The Transplant Games is a multi-sport event for individuals who have had a life-saving transplant or a living donor, according to Transplant Games of America’s website.



The event had multiple activities including opening and closing ceremonies, trivia and a walk so that everyone who wanted to could participate, regardless of their fitness level, he said.

“The message of the Transplant Games is to be active and healthy. People get really scared. A transplant is horrible, but ultimately it’s a really good thing, and it’s crucial that potential donors see that,” Trumm said.

Trumm is currently training for the 20th World Transplant Games in Mara de Plata, Argentina, where he plans to run the 100-meter dash again in 2015. “The games show people the enormous impact of transplants. Whoever donated my lungs not only enabled me to live but enabled me to run 100 meters, to be an athlete,” Trumm said.

The first nine months of training for the Transplant Games of America were hard for Trumm, he said. He is now doing interval and weight training to prepare for the next games.

Sandi Blanton, Trumm’s mother, said many people would have settled with a medal at the first event, but Trumm wanted an even bigger challenge.

“Never give up on your dreams no matter what, no matter how hard it seems, no matter how many people tell you that it’s too hard, or that you can’t do this. Two years ago, he was told that he was going to die. Don’t believe it. You might have to work harder than everyone else, but don’t quit,” Blanton said.

Trumm has been training hard, and he is much stronger than last year, she said.
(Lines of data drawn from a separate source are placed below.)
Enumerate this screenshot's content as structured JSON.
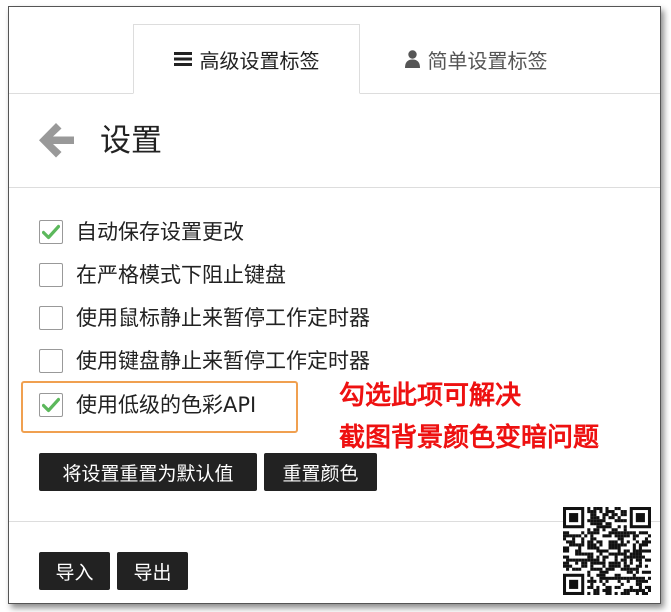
{
  "tabs": {
    "advanced": {
      "label": "高级设置标签",
      "icon": "hamburger-menu-icon"
    },
    "simple": {
      "label": "简单设置标签",
      "icon": "user-icon"
    }
  },
  "header": {
    "title": "设置",
    "back_icon": "back-arrow-icon"
  },
  "options": [
    {
      "label": "自动保存设置更改",
      "checked": true
    },
    {
      "label": "在严格模式下阻止键盘",
      "checked": false
    },
    {
      "label": "使用鼠标静止来暂停工作定时器",
      "checked": false
    },
    {
      "label": "使用键盘静止来暂停工作定时器",
      "checked": false
    },
    {
      "label": "使用低级的色彩API",
      "checked": true
    }
  ],
  "annotation": {
    "line1": "勾选此项可解决",
    "line2": "截图背景颜色变暗问题",
    "color": "#ee1111"
  },
  "buttons": {
    "reset_default": "将设置重置为默认值",
    "reset_colors": "重置颜色",
    "import": "导入",
    "export": "导出"
  },
  "colors": {
    "checkmark": "#5cb85c",
    "highlight_border": "#f0a050",
    "button_bg": "#222222",
    "back_arrow": "#999999"
  }
}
Ultimately the training Trumm has undergone is all about self-improvement.

“You’re not competing against the other people, you are competing against yourself, and that’s what matters,” Blanton said.

Now, half a year later, Trumm can do more, including hill training, kung fu and ice hockey, she said.
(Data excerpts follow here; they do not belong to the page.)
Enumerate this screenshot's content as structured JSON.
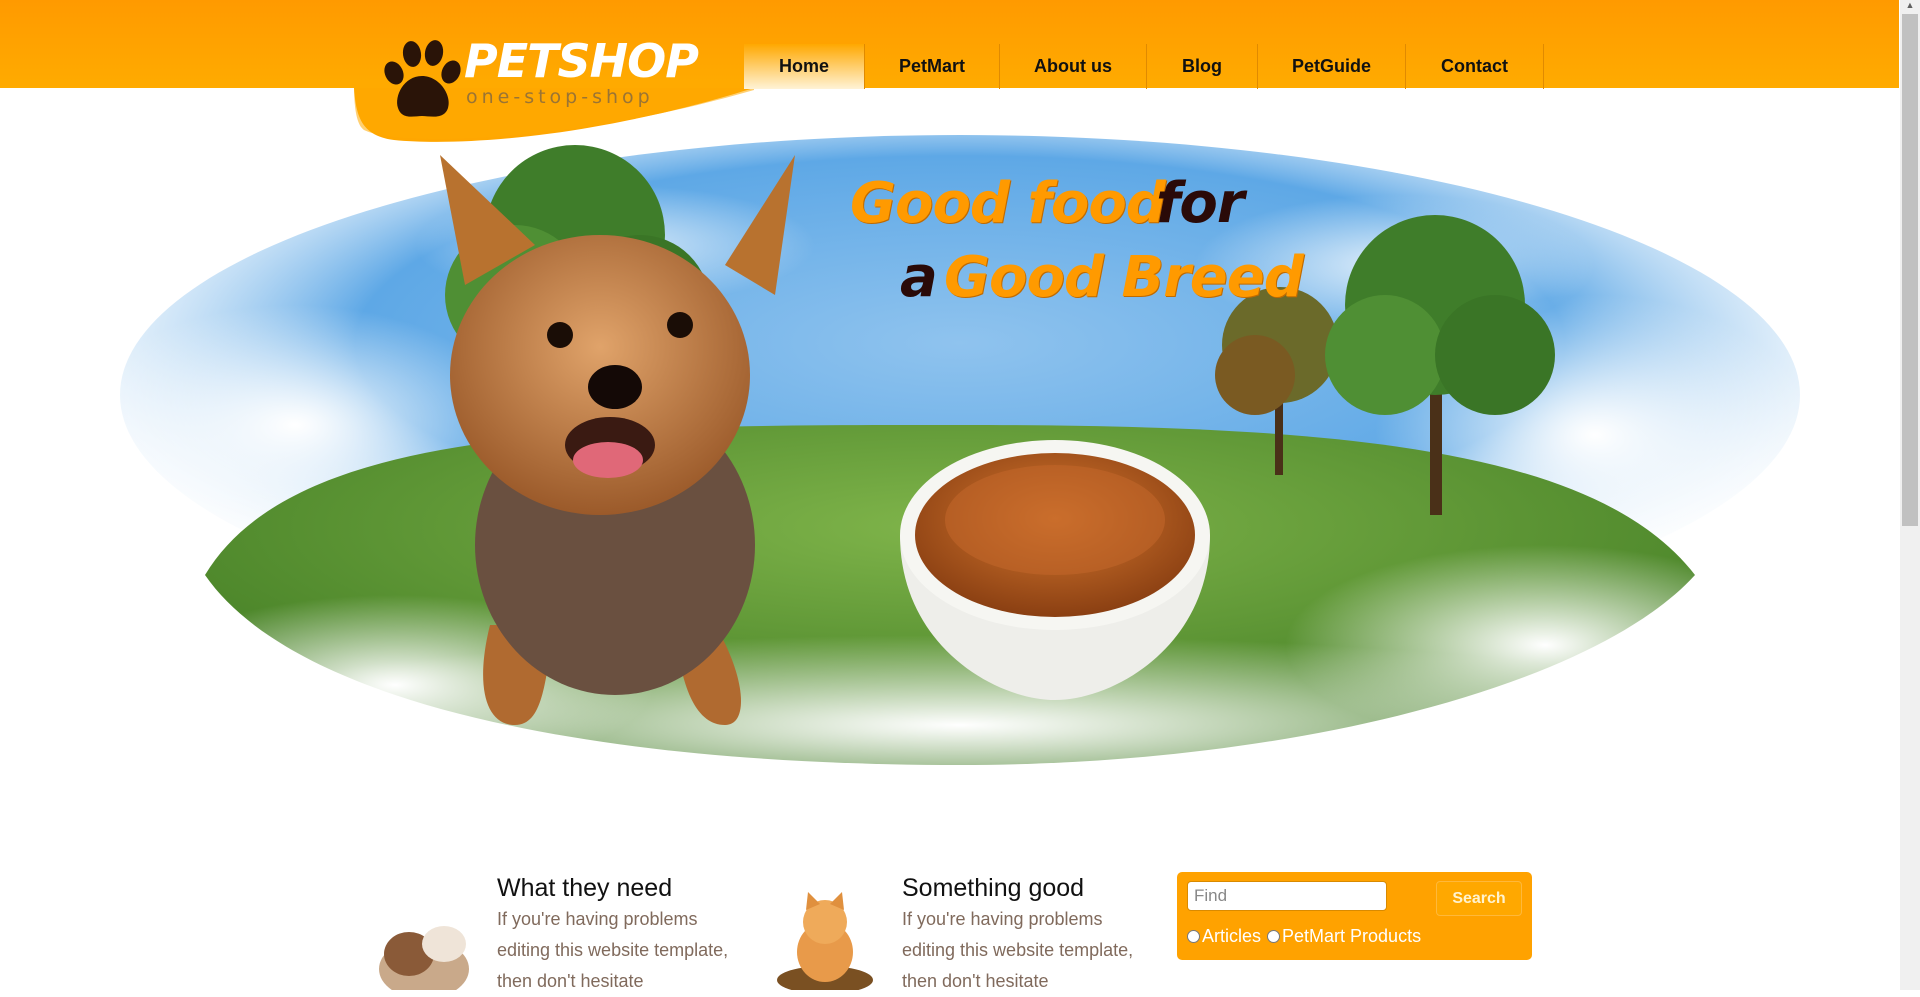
{
  "brand": {
    "title": "PETSHOP",
    "tagline": "one-stop-shop"
  },
  "nav": {
    "items": [
      {
        "label": "Home",
        "active": true
      },
      {
        "label": "PetMart",
        "active": false
      },
      {
        "label": "About us",
        "active": false
      },
      {
        "label": "Blog",
        "active": false
      },
      {
        "label": "PetGuide",
        "active": false
      },
      {
        "label": "Contact",
        "active": false
      }
    ]
  },
  "hero": {
    "line1_orange": "Good food",
    "line1_dark": "for",
    "line2_dark": "a",
    "line2_orange": "Good Breed"
  },
  "columns": [
    {
      "heading": "What they need",
      "text": "If you're having problems editing this website template, then don't hesitate"
    },
    {
      "heading": "Something good",
      "text": "If you're having problems editing this website template, then don't hesitate"
    }
  ],
  "search": {
    "placeholder": "Find",
    "button_label": "Search",
    "options": [
      "Articles",
      "PetMart Products"
    ]
  },
  "colors": {
    "header": "#ff9a00",
    "accent": "#ffa200",
    "body_text": "#806a5c"
  }
}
Bill Doleman, a retired archaeologist and Kung Fu artist, said Trumm’s Kung Fu and Tai Chi training will be invaluable to his performance in the games. Kung Fu uses both aerobic and anaerobic training, so you get the benefits of both, he said.

The focus, determination and flexibility required to perform the stances and choreographed sequences in martial arts will help Trumm in his training for the 100-meter dash, he said.

“You actually improve the connections between your brain and body when you use your breathing and your mind to focus,” D oleman said.

Trumm has an inner fire that keeps him going when most people quit, he said.

“When I saw how hard he worked, he became my hero. He is a role model for anyone who wants to succeed,” Doleman said.

Trumm is seeking sponsorships with local businesses to support him and other athletes who want to participate in the world games, he said. Also, Trumm is looking for someone willing to train him for his event.